Russia has been competing with China and the United States (US), both of which have advanced lunar aspirations, as well as India, whose Chandrayaan-3 spacecraft is expected to touch down on the moon’s south pole this week.

“India’s Chandrayaan-3 is set to land on the moon on August 23,” the Indian Space Research Organisation (ISRO) posted on X, formerly Twitter, around the time news of the Luna crash broke.

The Luna-25 mission was intended to demonstrate to Russian officials that their country can compete in space with superpowers despite its post-Soviet fall and the enormous costs of the Ukraine war.

“The flight control system was a vulnerable area, which had to go through many fixes,” said Anatoly Zak, the creator and publisher of www.RussianSpaceWeb.com which tracks Russian space programmes.

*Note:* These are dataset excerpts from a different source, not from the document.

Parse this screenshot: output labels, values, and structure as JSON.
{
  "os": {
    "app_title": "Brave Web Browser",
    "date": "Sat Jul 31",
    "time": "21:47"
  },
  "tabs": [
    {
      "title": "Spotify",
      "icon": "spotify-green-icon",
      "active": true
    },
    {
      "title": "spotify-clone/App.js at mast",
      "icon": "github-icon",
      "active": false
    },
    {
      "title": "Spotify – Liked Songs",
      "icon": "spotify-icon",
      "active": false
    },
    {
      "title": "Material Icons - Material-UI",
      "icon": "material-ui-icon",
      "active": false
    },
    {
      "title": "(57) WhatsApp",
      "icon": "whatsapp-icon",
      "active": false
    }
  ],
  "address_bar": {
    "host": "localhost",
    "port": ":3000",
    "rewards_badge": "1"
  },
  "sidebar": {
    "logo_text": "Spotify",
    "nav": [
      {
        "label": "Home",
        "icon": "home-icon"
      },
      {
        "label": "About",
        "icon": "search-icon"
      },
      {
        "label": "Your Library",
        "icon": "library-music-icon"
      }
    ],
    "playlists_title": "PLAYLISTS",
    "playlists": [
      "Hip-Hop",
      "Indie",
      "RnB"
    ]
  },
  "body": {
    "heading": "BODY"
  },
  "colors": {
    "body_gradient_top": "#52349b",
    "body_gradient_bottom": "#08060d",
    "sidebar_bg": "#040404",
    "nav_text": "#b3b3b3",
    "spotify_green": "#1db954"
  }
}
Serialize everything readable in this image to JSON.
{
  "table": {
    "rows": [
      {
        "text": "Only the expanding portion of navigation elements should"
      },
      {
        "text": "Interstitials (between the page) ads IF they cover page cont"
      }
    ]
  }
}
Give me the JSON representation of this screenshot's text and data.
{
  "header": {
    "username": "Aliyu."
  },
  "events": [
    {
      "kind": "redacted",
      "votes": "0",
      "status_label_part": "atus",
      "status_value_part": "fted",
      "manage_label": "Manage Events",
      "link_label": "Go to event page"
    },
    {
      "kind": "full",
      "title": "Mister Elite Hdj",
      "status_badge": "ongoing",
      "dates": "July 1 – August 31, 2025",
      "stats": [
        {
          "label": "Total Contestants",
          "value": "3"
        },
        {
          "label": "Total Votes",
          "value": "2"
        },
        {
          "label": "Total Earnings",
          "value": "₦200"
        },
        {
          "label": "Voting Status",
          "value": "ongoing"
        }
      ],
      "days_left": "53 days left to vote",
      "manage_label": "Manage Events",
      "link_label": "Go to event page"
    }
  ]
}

As is customary for the Soviet Union, the United States (US), China, and India, Zak claimed that Russia had likewise chosen to launch a considerably more complex orbital mission before attempting the much more ambitious moon landing.

Russian scientists have frequently lamented the weakening of the space programme due to unscrupulous officials, inept managers who are eager for unattainable vanity space projects, and a degradation in the quality of the country’s post-Soviet scientific education system.

The 2011 Fobos-Grunt mission failure to one of Mars’ moons highlighted the difficulties Russia’s space programme was experiencing more than ten years ago when it could not even leave the earth’s orbit and crashed back to Earth, slamming into the Pacific Ocean in 2012.

Russia ultimately decided to pursue the Luna-25 mission to the south pole of the moon in the early 2010s. Luna-25 did succeed in leaving the orbit of the planet.

However, due to its failure, Russia may not be the first country to sample the frozen water that researchers believe the moon’s south pole contains.

It was unclear right away what kind of long-term effects the failed mission would have on the nation’s lunar project, which calls for a number of more missions in the upcoming years.